1. $x_0$ exists
First note that $y'''(x)$ is increasing$^{[1]}$. It is also easy to see that $y'(0)=y''(0)=0$ but $y'''(0)=2$$^{[2]}$, so by Taylor's theorem$^{[3]}$,
$$
y(x)=\frac{x^3}{6}y'''(c)\ge \frac{x^3}{3},\qquad (*)
$$
for all $x>0$ such that $y$ is defined. Choose one such $x=\epsilon>0$. Then if $x>\epsilon$, we get
$$
y'(x)\ge \epsilon^2+y(x)^2,
$$
which, since $y(\epsilon)>0$, implies $y(x)\to\infty$ as $x\to x_0<\infty$ for some $x_0>\epsilon$.
Edits:
$[1]$: Since $y'(x)=x^2+y(x)^2\ge 0$, $y$ is increasing. Since $y\ge 0$ and $x\ge 0$, we have $y''(x)=2x+2y(x)y'(x)\ge 0$, so $y'$ is also increasing. In a similar way, we deduce that $y'''(x)\ge 0$ and $y^{(4)}(x)\ge 0$.
$[2]$: Since $y(0)=0$, we have $y'(0)=0$. Therefore, $y''(0)=2x+2y(x)y'(x)|_{x=0}=0$. On the other hand, $y'''(0)=2+2y'(x)^2+2y(x)y''(x)|_{x=0}=2$.

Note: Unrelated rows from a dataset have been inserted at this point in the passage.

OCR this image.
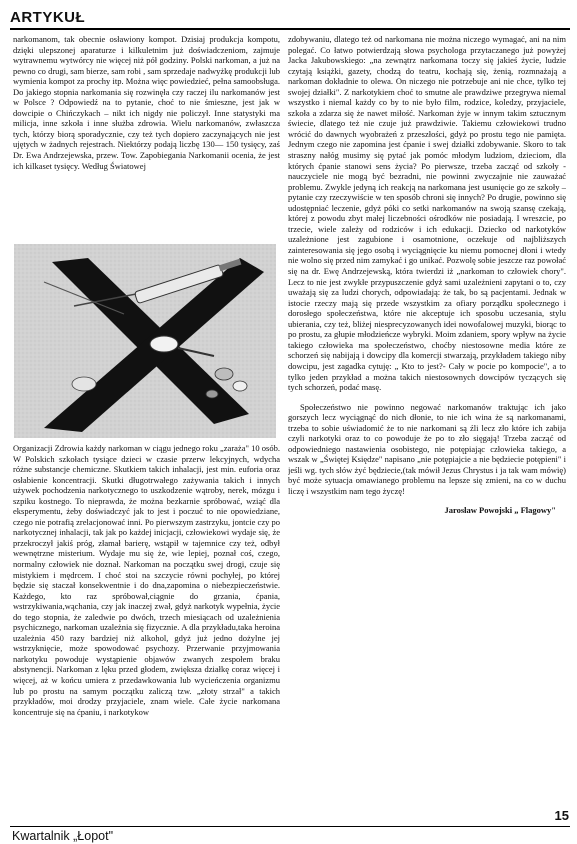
ARTYKUŁ

narkomanom, tak obecnie osławiony kompot. Dzisiaj produkcja kompotu, dzięki ulepszonej aparaturze i kilkuletnim już doświadczeniom, zajmuje wytrawnemu wytwórcy nie więcej niż pół godziny. Polski narkoman, a już na pewno co drugi, sam bierze, sam robi , sam sprzedaje nadwyżkę produkcji lub wymienia kompot za prochy itp. Można więc powiedzieć, pełna samoobsługa. Do jakiego stopnia narkomania się rozwinęła czy raczej ilu narkomanów jest w Polsce ? Odpowiedź na to pytanie, choć to nie śmieszne, jest jak w dowcipie o Chińczykach – nikt ich nigdy nie policzył. Inne statystyki ma milicja, inne szkoła i inne służba zdrowia. Wielu narkomanów, zwłaszcza tych, którzy biorą sporadycznie, czy też tych dopiero zaczynających nie jest ujętych w żadnych rejestrach. Niektórzy podają liczbę 130— 150 tysięcy, zaś Dr. Ewa Andrzejewska, przew. Tow. Zapobiegania Narkomanii ocenia, że jest ich kilkaset tysięcy. Według Światowej

Organizacji Zdrowia każdy narkoman w ciągu jednego roku „zaraża" 10 osób. W Polskich szkołach tysiące dzieci w czasie przerw lekcyjnych, wdycha różne substancje chemiczne. Skutkiem takich inhalacji, jest min. euforia oraz osłabienie koncentracji. Skutki długotrwałego zażywania takich i innych używek pochodzenia narkotycznego to uszkodzenie wątroby, nerek, mózgu i szpiku kostnego. To nieprawda, że można bezkarnie spróbować, wziąć dla eksperymentu, żeby doświadczyć jak to jest i poczuć to nie opowiedziane, czego nie potrafią zrelacjonować inni. Po pierwszym zastrzyku, jontcie czy po narkotycznej inhalacji, tak jak po każdej inicjacji, człowiekowi wydaje się, że przekroczył jakiś próg, złamał barierę, wstąpił w tajemnice czy też, odbył wewnętrzne misterium. Wydaje mu się że, wie lepiej, poznał coś, czego, normalny człowiek nie doznał. Narkoman na początku swej drogi, czuje się mistykiem i mędrcem. I choć stoi na szczycie równi pochyłej, po której będzie się staczał konsekwentnie i do dna,zapomina o niebezpieczeństwie. Każdego, kto raz spróbował,ciągnie do grzania, ćpania, wstrzykiwania,wąchania, czy jak inaczej zwał, gdyż narkotyk wypełnia, życie do tego stopnia, że zaledwie po dwóch, trzech miesiącach od uzależnienia psychicznego, narkoman uzależnia się fizycznie. A dla przykładu,taka heroina uzależnia 450 razy bardziej niż alkohol, gdyż już jedno dożylne jej wstrzyknięcie, może spowodować psychozy. Przerwanie przyjmowania narkotyku powoduje wystąpienie objawów zwanych zespołem braku abstynencji. Narkoman z lęku przed głodem, zwiększa działkę coraz więcej i więcej, aż w końcu umiera z przedawkowania lub wycieńczenia organizmu lub po prostu na samym początku zaliczą tzw. „złoty strzał" a takich przykładów, moi drodzy przyjaciele, znam wiele. Całe życie narkomana koncentruje się na ćpaniu, i narkotykow

zdobywaniu, dlatego też od narkomana nie można niczego wymagać, ani na nim polegać. Co łatwo potwierdzają słowa psychologa przytaczanego już powyżej Jacka Jakubowskiego: „na zewnątrz narkomana toczy się jakieś życie, ludzie czytają książki, gazety, chodzą do teatru, kochają się, żenią, rozmnażają a narkoman dokładnie to olewa. On niczego nie potrzebuje ani nie chce, tylko tej swojej działki". Z narkotykiem choć to smutne ale prawdziwe przegrywa niemal wszystko i niemal każdy co by to nie było film, rodzice, koledzy, przyjaciele, szkoła a zdarza się że nawet miłość. Narkoman żyje w innym takim sztucznym świecie, dlatego też nie czuje już prawdziwie. Takiemu człowiekowi trudno wrócić do dawnych wyobrażeń z przeszłości, gdyż po prostu tego nie pamięta. Jednym czego nie zapomina jest ćpanie i swej działki zdobywanie. Skoro to tak straszny nałóg musimy się pytać jak pomóc młodym ludziom, dzieciom, dla których ćpanie stanowi sens życia? Po pierwsze, trzeba zacząć od szkoły - nauczyciele nie mogą być bezradni, nie powinni zwyczajnie nie zauważać problemu. Zwykle jedyną ich reakcją na narkomana jest usunięcie go ze szkoły – pytanie czy rzeczywiście w ten sposób chroni się innych? Po drugie, powinno się udostępniać leczenie, gdyż póki co setki narkomanów na swoją szansę czekają, której z powodu zbyt małej liczebności ośrodków nie posiadają. I wreszcie, po trzecie, wiele zależy od rodziców i ich edukacji. Dziecko od narkotyków uzależnione jest zagubione i osamotnione, oczekuje od najbliższych zainteresowania się jego osobą i wyciągnięcie ku niemu pomocnej dłoni i wtedy nie wolno się przed nim zamykać i go unikać. Pozwolę sobie jeszcze raz powołać się na dr. Ewę Andrzejewską, która twierdzi iż „narkoman to człowiek chory". Lecz to nie jest zwykłe przypuszczenie gdyż sami uzależnieni zapytani o to, czy uważają się za ludzi chorych, odpowiadają: że tak, bo są pacjentami. Jednak w istocie rzeczy mają się przede wszystkim za ofiary porządku społecznego i dorosłego społeczeństwa, które nie akceptuje ich sposobu uczesania, stylu ubierania, czy też, bliżej niesprecyzowanych idei nowofalowej muzyki, biorąc to po prostu, za głupie młodzieńcze wybryki. Moim zdaniem, spory wpływ na życie takiego człowieka ma społeczeństwo, choćby niestosowne media które ze schorzeń się nabijają i dowcipy dla komercji stwarzają, przykładem takiego niby dowcipu, jest zagadka cytuję: „ Kto to jest?- Cały w pocie po kompocie", a to tylko jeden przykład a można takich niestosownych dowcipów tyczących się tych schorzeń, podać masę.

Społeczeństwo nie powinno negować narkomanów traktując ich jako gorszych lecz wyciągnąć do nich dłonie, to nie ich wina że są narkomanami, trzeba to sobie uświadomić że to nie narkomani są źli lecz zło które ich zabija czyli narkotyki oraz to co powoduje że po to zło sięgają! Trzeba zacząć od odpowiedniego nastawienia osobistego, nie potępiając człowieka takiego, a wszak w „Świętej Księdze" napisano „nie potępiajcie a nie będziecie potępieni" i jeśli wg. tych słów żyć będziecie,(tak mówił Jezus Chrystus i ja tak wam mówię) być może sytuacja omawianego problemu na lepsze się zmieni, na co w duchu liczę i wszystkim nam tego życzę!

Jarosław Powojski „ Flagowy"

15
Kwartalnik „Łopot"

$[3]$: First note that $y$ is smooth. Indeed, since $y$ is continuous and $y'(x)=x^2+y(x)^2$, we see that $y'(x)$ is continuous. Since $y''(x)=2x+2y(x)y'(x)$ and the right hand side is continuous, so is $y''$. In a similar way, all derivatives of $y$ are continuous. Since $y$ is smooth, Taylor's theorem can be applied:
$$
y(x)=y(0)+xy'(0)+\frac{1}{2}x^2y''(0)+\frac{1}{6}x^3 y'''(c),\qquad x>0,
$$
where $c\in(0,x)$. But the first three terms are zero by [2], so (*) holds.
2. Lower bound:
Since a finite $x_0>0$ exists, we get
$$
y'(x)\le x_0^2+y(x)^2,
$$
which, since $y(0)=0$, implies
$$
y(x)\le x_0 \tan (x_0\,x).
$$
If it were true that $x_0^2<\pi/2$, then $y(x_0)<\infty$, so $x_0\ge\sqrt{\pi/2}=:z$.
3. Upper bound
For $x>z$, where $z$ is the lower bound, we have
$$
y'(x)\ge z^2+y(x)^2,
$$
which implies
$$
y(x)\ge z\,\tan z(x+c),
$$
where
$$
c=-z+\frac{1}{z}\arctan\frac{y(z)}{z}\ge-z+\frac{1}{z}\arctan\frac{z^2}{3}
$$
by inequality (*). Let
$$
\zeta=\frac{\pi}{2z}-c\le \frac{\pi}{2z}+z-\frac{1}{z}\arctan\frac{z^2}{3}\approx 2.12.
$$
Then $y(\zeta)$ does not exist, so $x_0<\zeta$. Note that $z\approx 1.25$.